One of my favourite works by Riyas is On International Workers’ Day, Gandhi from Kochi, once again a throwback to what we conveniently forget. Similarly, his work at Yinchuan, Ningal Enne Communistakki (‘You Made Me a Communist)’, was a collection of images of those who fought for social change across the world. The work depicts different streams of struggles and propaganda that propelled them. By his own admission, it needs constant rework and improvement due to both philosophical and practical reasons.
Sudarshan Shetty, Benitha Perciyal, Dia Mehta, Kartik Sood, Sushanta Kumar Maharana and Sonia Mehra Chawla were the other Indian artists presenting their works here. Conspicuous by his absence was Ai Weiwei. This was disappointing. The host country China was represented by 11 artists. On the Indian side, nine artists, conference convenor and editor of publications Manoj Nair, and curator Bose made it 11, a significant number according to Sufi tradition. The Naqshbandi Sufi way sets out 11 veils or principles for practice. Something that was marked in the 11 video installations of an Australian artist titled At the Speed of Light, where he posits the question: what if we could catch the speed of light.

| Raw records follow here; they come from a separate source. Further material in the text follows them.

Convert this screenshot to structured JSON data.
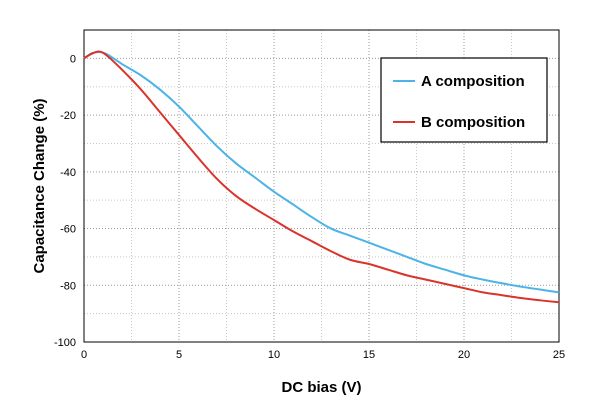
{
  "chart_data": {
    "type": "line",
    "xlabel": "DC bias (V)",
    "ylabel": "Capacitance Change (%)",
    "xlim": [
      0,
      25
    ],
    "ylim": [
      -100,
      10
    ],
    "xticks": [
      0,
      5,
      10,
      15,
      20,
      25
    ],
    "yticks": [
      0,
      -20,
      -40,
      -60,
      -80,
      -100
    ],
    "grid": true,
    "legend_position": "top-right",
    "series": [
      {
        "name": "A composition",
        "color": "#4db3e6",
        "x": [
          0,
          0.4,
          0.8,
          1.2,
          2,
          3,
          4,
          5,
          6,
          7,
          8,
          9,
          10,
          11,
          12,
          13,
          14,
          15,
          16,
          17,
          18,
          19,
          20,
          21,
          22,
          23,
          24,
          25
        ],
        "y": [
          0,
          1.8,
          2.2,
          1.5,
          -2,
          -6,
          -11,
          -17,
          -24,
          -31,
          -37,
          -42,
          -47,
          -51.5,
          -56,
          -60,
          -62.5,
          -65,
          -67.5,
          -70,
          -72.5,
          -74.5,
          -76.5,
          -78,
          -79.3,
          -80.5,
          -81.5,
          -82.5
        ]
      },
      {
        "name": "B composition",
        "color": "#d9342b",
        "x": [
          0,
          0.4,
          0.8,
          1.2,
          2,
          3,
          4,
          5,
          6,
          7,
          8,
          9,
          10,
          11,
          12,
          13,
          14,
          15,
          16,
          17,
          18,
          19,
          20,
          21,
          22,
          23,
          24,
          25
        ],
        "y": [
          0,
          1.6,
          2.4,
          1,
          -4,
          -11,
          -19,
          -27,
          -35,
          -42.5,
          -48.5,
          -53,
          -57,
          -61,
          -64.5,
          -68,
          -71,
          -72.5,
          -74.5,
          -76.5,
          -78,
          -79.5,
          -81,
          -82.5,
          -83.5,
          -84.5,
          -85.3,
          -86
        ]
      }
    ]
  }
}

It was even more significant for Yinchuan because Ningxia province, of which it is the capital, has a population that’s around 40 per cent Muslim, their lives and manners deeply influenced by Islamic culture, almost as if they have beckoned a mysticism from the mountains. They have a wonderful masjid—a Taj Mahal made in China—which we were not able to visit (imagine visiting Agra and returning without seeing the Taj). But then, seeing and understanding nearly 110 pieces of contemporary art and attending a two-day conference doesn’t leave much time for sightseeing.
Among the must-sees were Yoko Ono’s Ex-It, 100 coffins with fruit trees growing out of it; Mohammed Kazem’s wooden letters strewn randomly in the lake; Mary Ellen Carroll’s Look Far Away, a reference to US President Kennedy and his wife’s visit to China that was never to be; and Brook Andrew and Lisa Reihana’s works on an installation of images hanging from the ceiling and the other a video, both reminders of cultural appropriation by colonisers in the Pacific Rim.
What stood out was the courage of two women—artistic director Suchen Hsieh and director Wenjin Liu—in envisioning a festival like this in a place as remote as Yinchuan. Like Bose, they believe that if China and India cooperate and collaborate in the world of art and culture, then together they could emerge as an unsurpassable soft power—an image faster than light. To borrow from one of the sessions of the conference, this is the best thing one can do with the gift of the rest of your life.